Inherent Limits of MSM: MSM only constrains the propensity ratio. It cannot capture all forms of confounding structures. Sharp bound forms would need re-derivation for other sensitivity models.

Off-Policy Learning (Unconfounded): DM (Qian & Murphy 2011), IPW (Swaminathan & Joachims 2015), DR (Athey & Wager 2021; Dudik et al. 2011). This work generalizes the "Efficient Influence Function" concept from DR to confounded sharp bound settings.
Confounding-Robust Policy Learning: Kallus & Zhou (2018a/2021) is the direct precursor; this work improves upon it via "sharp bounds + semiparametric efficiency + closed-form."
Causal Sensitivity Analysis: MSM (Tan 2006) and CATE sharp bounds (Dorn & Guo 2022; Frauen et al. 2023). This paper adopts the \(Q^{\pm,*}\) quantile decomposition but shifts the goal from CATE estimation to policy value optimization.
Insight: For robust optimization with inner sup/inf, if the constraint set has a good structure (like MSM ratio constraints), resolving the inner layer into a closed form is generally more stable and efficient than direct minimax; "Sharp Bounds + EIF correction" serves as a methodological template transferable to many partial identification problems.

Rating¶

Novelty: ⭐⭐⭐⭐⭐ First work to provide semiparametrically efficient estimation for value function sharp bounds under MSM and prove it leads to optimal robust policies.
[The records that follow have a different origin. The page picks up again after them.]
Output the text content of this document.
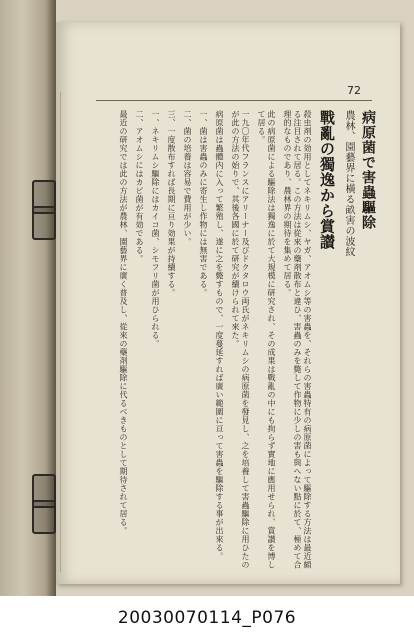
72
病原菌で害蟲驅除
農林、園藝界に橫る畝害の波紋
戰亂の獨逸から賞讃
殺虫剤の効用としてネキリムシ、ヤガ、アオムシ等の害蟲を、それらの害蟲特有の病原菌によって驅除する方法は最近頗る注目されて居る。この方法は從來の藥剤散布と違ひ、害蟲のみを斃して作物に少しの害も與へない點に於て、極めて合理的なものであり、農林界の期待を集めて居る。
此の病原菌による驅除法は獨逸に於て大規模に研究され、その成果は戰亂の中にも拘らず實地に應用せられ、賞讃を博して居る。
一九〇年代フランスにアリーナー及びドクタロウ両氏がネキリムシの病原菌を發見し、之を培養して害蟲驅除に用ひたのが此の方法の始りで、其後各國に於て研究が續けられて來た。
病原菌は蟲體内に入って繁殖し、遂に之を斃すもので、一度蔓延すれば廣い範圍に亘って害蟲を驅除する事が出來る。
一、菌は害蟲のみに寄生し作物には無害である。
二、菌の培養は容易で費用が少い。
三、一度散布すれば長期に亘り効果が持續する。
一、ネキリムシ驅除にはカイコ菌、シモフリ菌が用ひられる。
二、アオムシにはカビ菌が有効である。
最近の研究では此の方法が農林、園藝界に廣く普及し、從來の藥剤驅除に代るべきものとして期待されて居る。
20030070114_P076
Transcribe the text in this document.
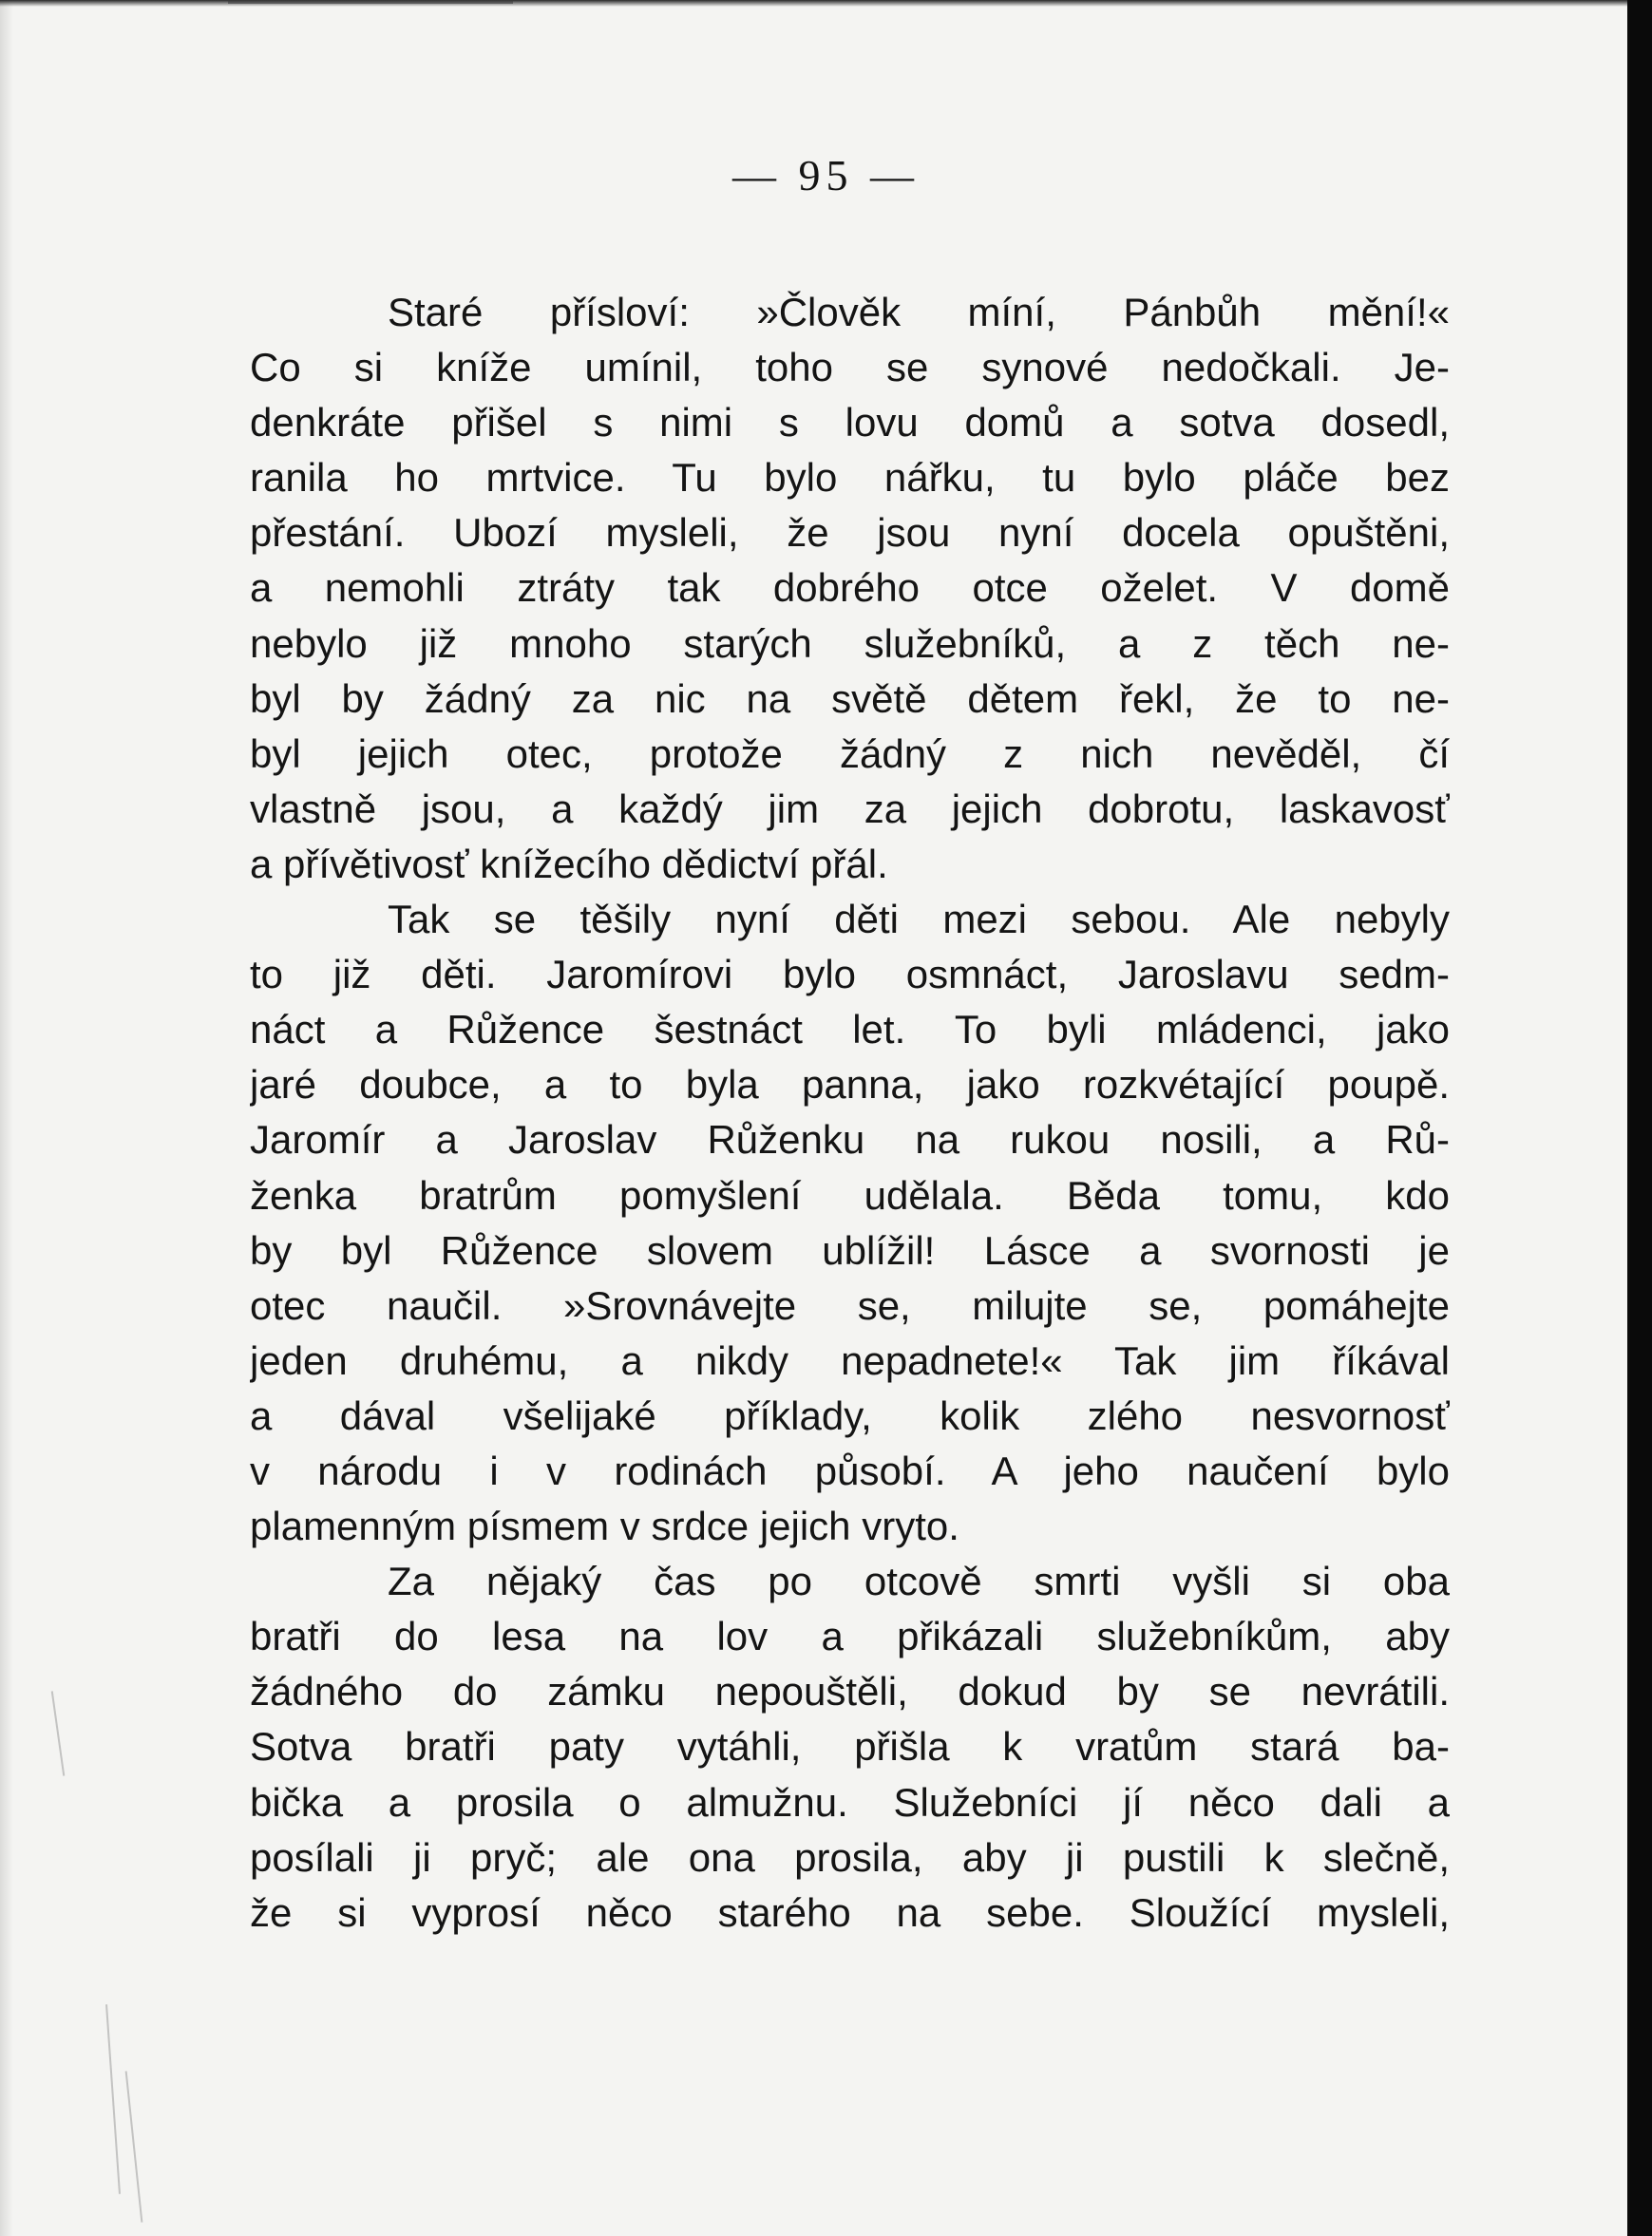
— 95 —
Staré přísloví: »Člověk míní, Pánbůh mění!«
Co si kníže umínil, toho se synové nedočkali. Je-
denkráte přišel s nimi s lovu domů a sotva dosedl,
ranila ho mrtvice. Tu bylo nářku, tu bylo pláče bez
přestání. Ubozí mysleli, že jsou nyní docela opuštěni,
a nemohli ztráty tak dobrého otce oželet. V domě
nebylo již mnoho starých služebníků, a z těch ne-
byl by žádný za nic na světě dětem řekl, že to ne-
byl jejich otec, protože žádný z nich nevěděl, čí
vlastně jsou, a každý jim za jejich dobrotu, laskavosť
a přívětivosť knížecího dědictví přál.
Tak se těšily nyní děti mezi sebou. Ale nebyly
to již děti. Jaromírovi bylo osmnáct, Jaroslavu sedm-
náct a Růžence šestnáct let. To byli mládenci, jako
jaré doubce, a to byla panna, jako rozkvétající poupě.
Jaromír a Jaroslav Růženku na rukou nosili, a Rů-
ženka bratrům pomyšlení udělala. Běda tomu, kdo
by byl Růžence slovem ublížil! Lásce a svornosti je
otec naučil. »Srovnávejte se, milujte se, pomáhejte
jeden druhému, a nikdy nepadnete!« Tak jim říkával
a dával všelijaké příklady, kolik zlého nesvornosť
v národu i v rodinách působí. A jeho naučení bylo
plamenným písmem v srdce jejich vryto.
Za nějaký čas po otcově smrti vyšli si oba
bratři do lesa na lov a přikázali služebníkům, aby
žádného do zámku nepouštěli, dokud by se nevrátili.
Sotva bratři paty vytáhli, přišla k vratům stará ba-
bička a prosila o almužnu. Služebníci jí něco dali a
posílali ji pryč; ale ona prosila, aby ji pustili k slečně,
že si vyprosí něco starého na sebe. Sloužící mysleli,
Closed-form minimax is a powerful simplification.
Experimental Thoroughness: ⭐⭐⭐⭐ Validated across synthetic data (varying confounding/misspecification/efficiency) and a real stroke trial with multi-treatment; scale is relatively small.
Writing Quality: ⭐⭐⭐⭐⭐ Logical progression from motivation to theory, algorithm, and guarantees. Theorem explanations and intuition are well-balanced.
Value: ⭐⭐⭐⭐⭐ Directly addresses the challenge of unconfoundedness violations in high-risk sectors (health/policy) with verifiable safety guarantees. Strong theoretical and practical significance.